On the other side of the Wall of Light, a guard yelled. Corvo spun around quickly, worried that he was been discovered. A gunshot rang out into the empty night, but Corvo found himself alone and untouched by bullets. A moan, like some dying animal gargling water. Weepers. Corvo shivered at the memory of the gray skin, the black substance that leaked from their mouths and eyes, like tar.

Corvo peered out from the corner of the deadly energy field. Three Weepers were rushing, clawing, grabbing at two guards. Both guards were regular grunts of the City Watch, young men who cringed at the sight of the walking corpses. Both were only armed with swords.

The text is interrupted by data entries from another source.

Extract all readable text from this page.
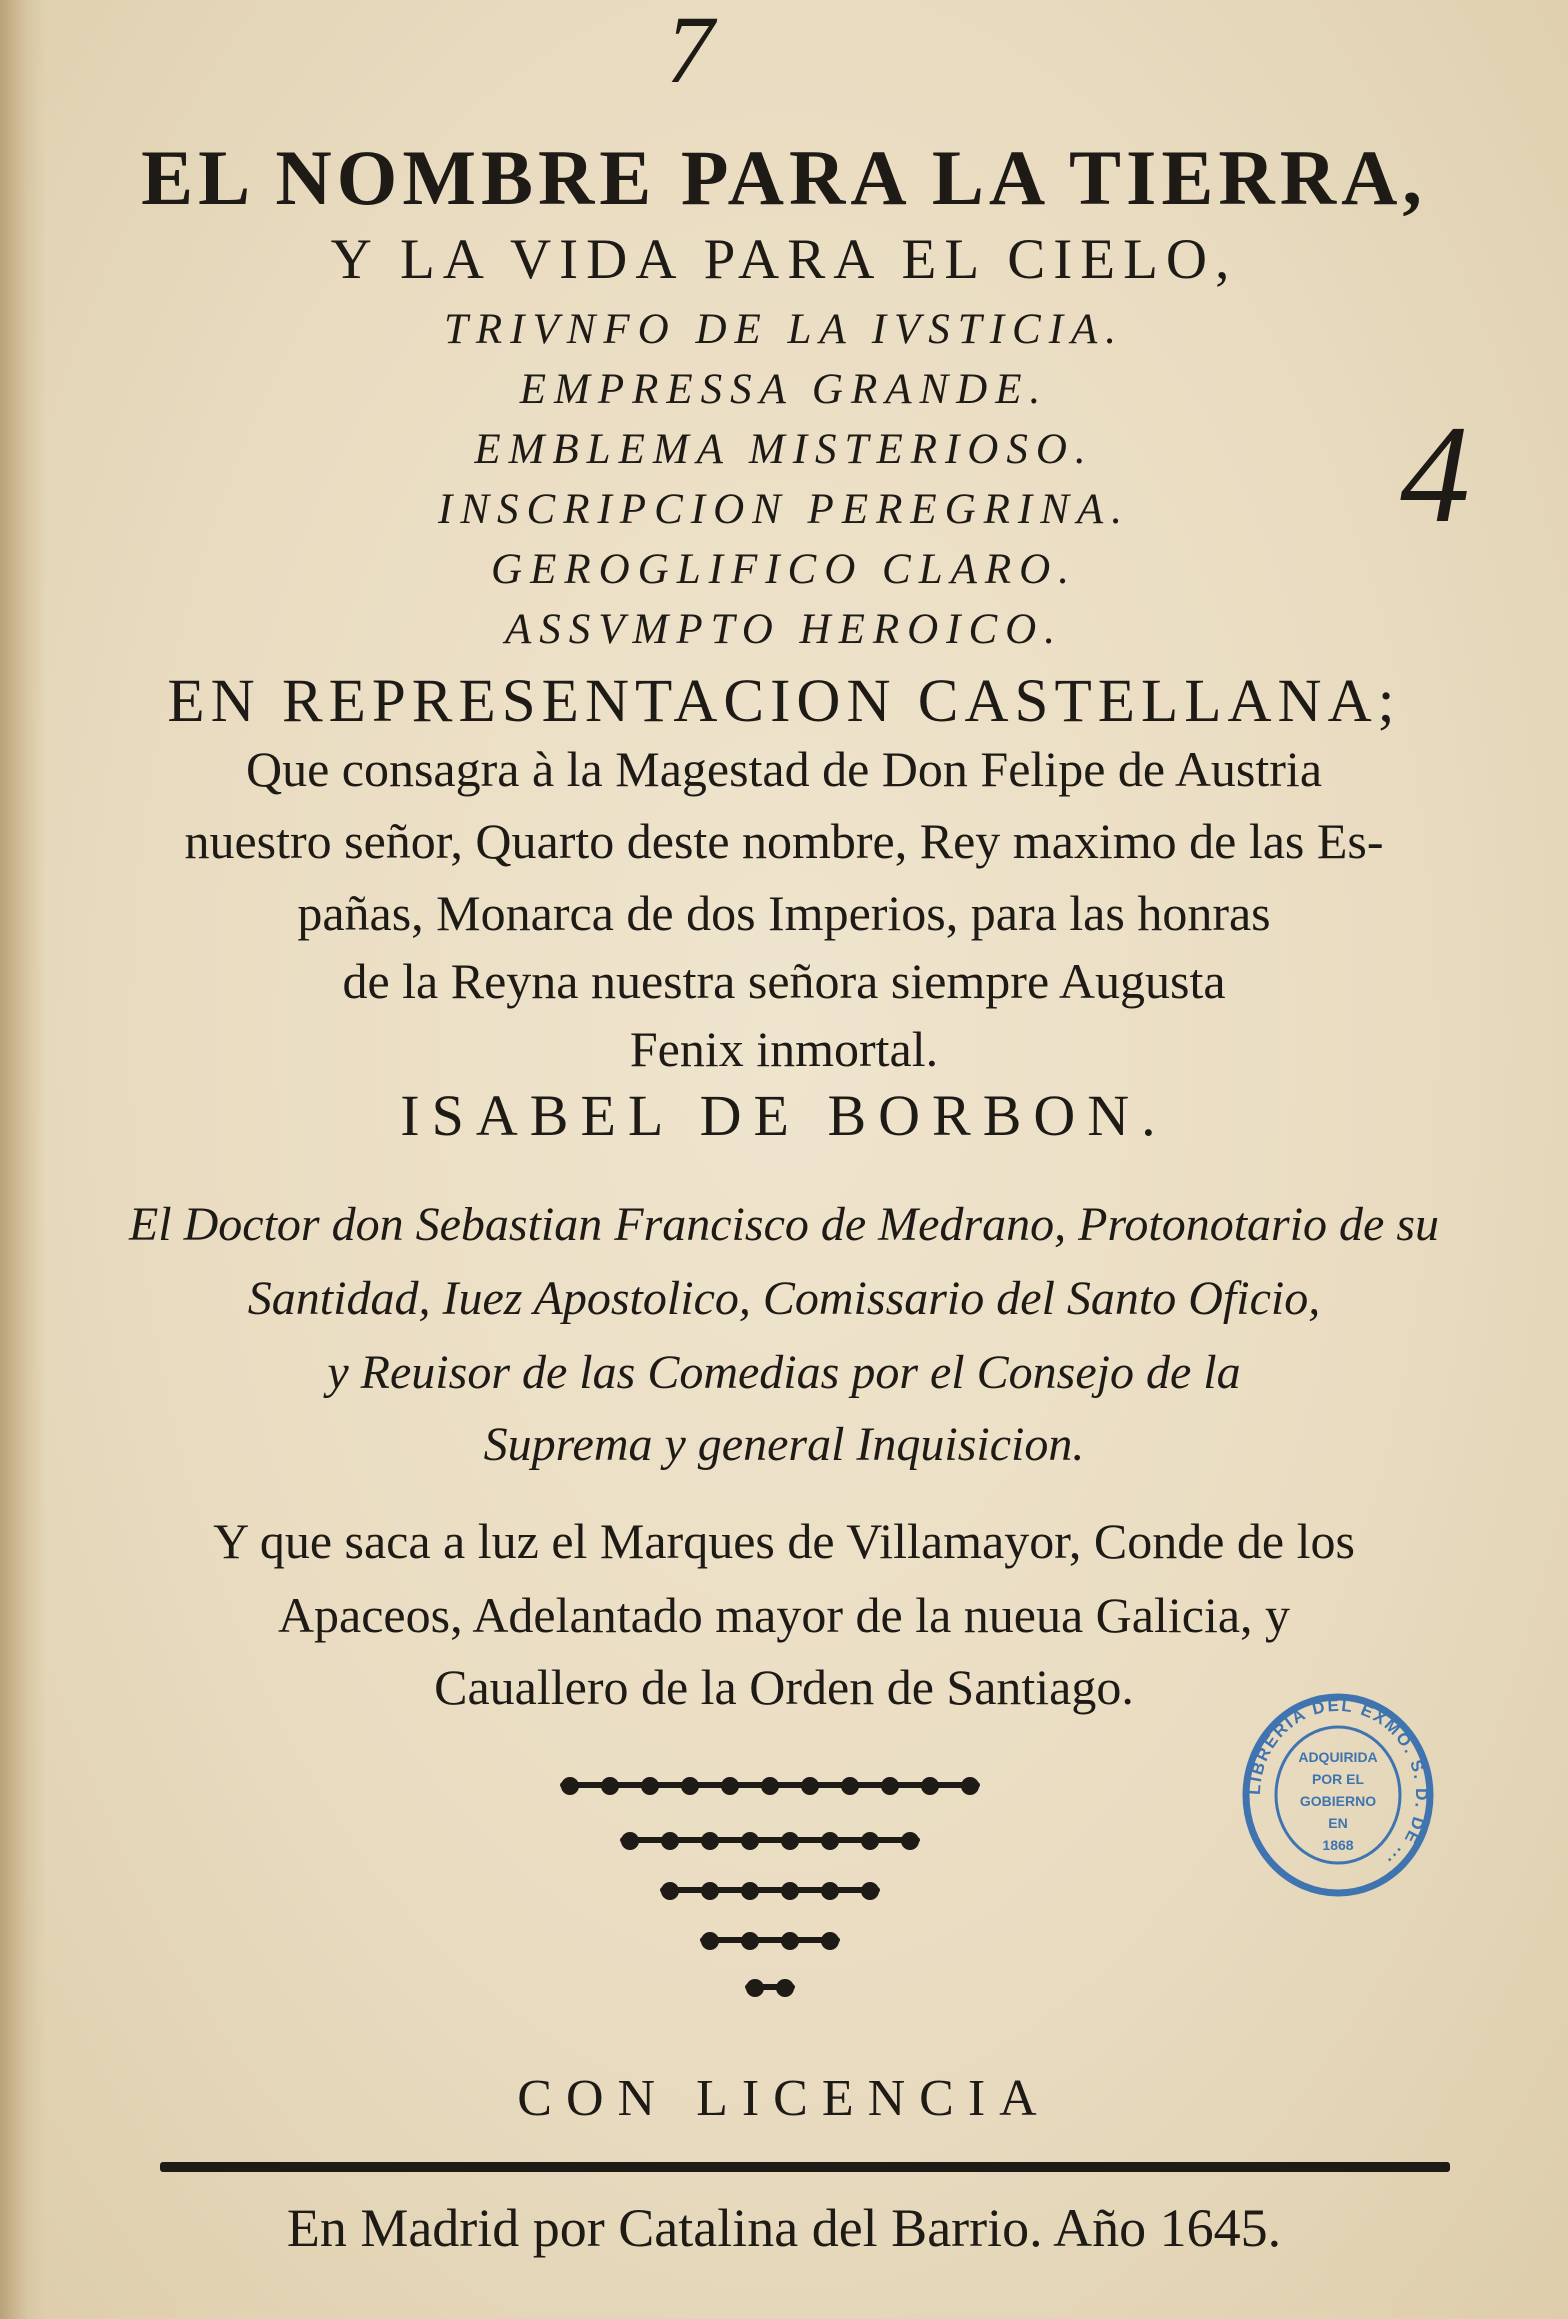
7
4
EL NOMBRE PARA LA TIERRA,
Y LA VIDA PARA EL CIELO,
TRIVNFO DE LA IVSTICIA.
EMPRESSA GRANDE.
EMBLEMA MISTERIOSO.
INSCRIPCION PEREGRINA.
GEROGLIFICO CLARO.
ASSVMPTO HEROICO.
EN REPRESENTACION CASTELLANA;
Que consagra à la Magestad de Don Felipe de Austria
nuestro señor, Quarto deste nombre, Rey maximo de las Es-
pañas, Monarca de dos Imperios, para las honras
de la Reyna nuestra señora siempre Augusta
Fenix inmortal.
ISABEL DE BORBON.
El Doctor don Sebastian Francisco de Medrano, Protonotario de su
Santidad, Iuez Apostolico, Comissario del Santo Oficio,
y Reuisor de las Comedias por el Consejo de la
Suprema y general Inquisicion.
Y que saca a luz el Marques de Villamayor, Conde de los
Apaceos, Adelantado mayor de la nueua Galicia, y
Cauallero de la Orden de Santiago.
LIBRERIA DEL EXMO. S. D. DE ...
ADQUIRIDA
POR EL
GOBIERNO
EN
1868
CON LICENCIA
En Madrid por Catalina del Barrio. Año 1645.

Corvo had two decisions, either stop the Weepers and the guards, wasting both Mana and sleep darts. Or leave them to fight and use it as a distraction to sneak past them.

Corvo felt a twinge of guilt for thinking of abandoning the guards to deal with the gray living bodies. He heaved a heavy sigh, and prepped his crossbow with a sleep dart. He rushed over to the Wall of Light generator, removing the whale oil power source. The Wall of Light beeped, a sign that it had powered off. Corvo quickly rolled into the scuffle, dispatching the Weepers quickly with the sleep darts, three shots, all cleanly fired into the arms or legs. Before the guards could react to their new foe, Corvo Blinked quickly out of sight, on top of a low metal balcony.

For a while, Corvo watched the two guards move the bodies of the Weepers back into the alley which they must have come from, then try to find him. After a minute or two of searching behind wooden boxes and bushes, the guards gave up and continued patrolling the streets.

Swift and noiseless, Corvo sprinted across the rooftops. The muffled and distant sound of violins and piano played, sticking out through the mute night like a blemish on the face. Corvo pictured a vision of aristocrats hiding from their wives, of women abused and drained of life, of low lights and the exchange of money to the lady of the house. The Pendeltons twins, who he would dispose of in a non-lethal way. But above all he pictured Emily, scared and nothing but a pawn in a game of crooked men and politicians who care more about their mistresses than the lives of the people they are supposed to protect.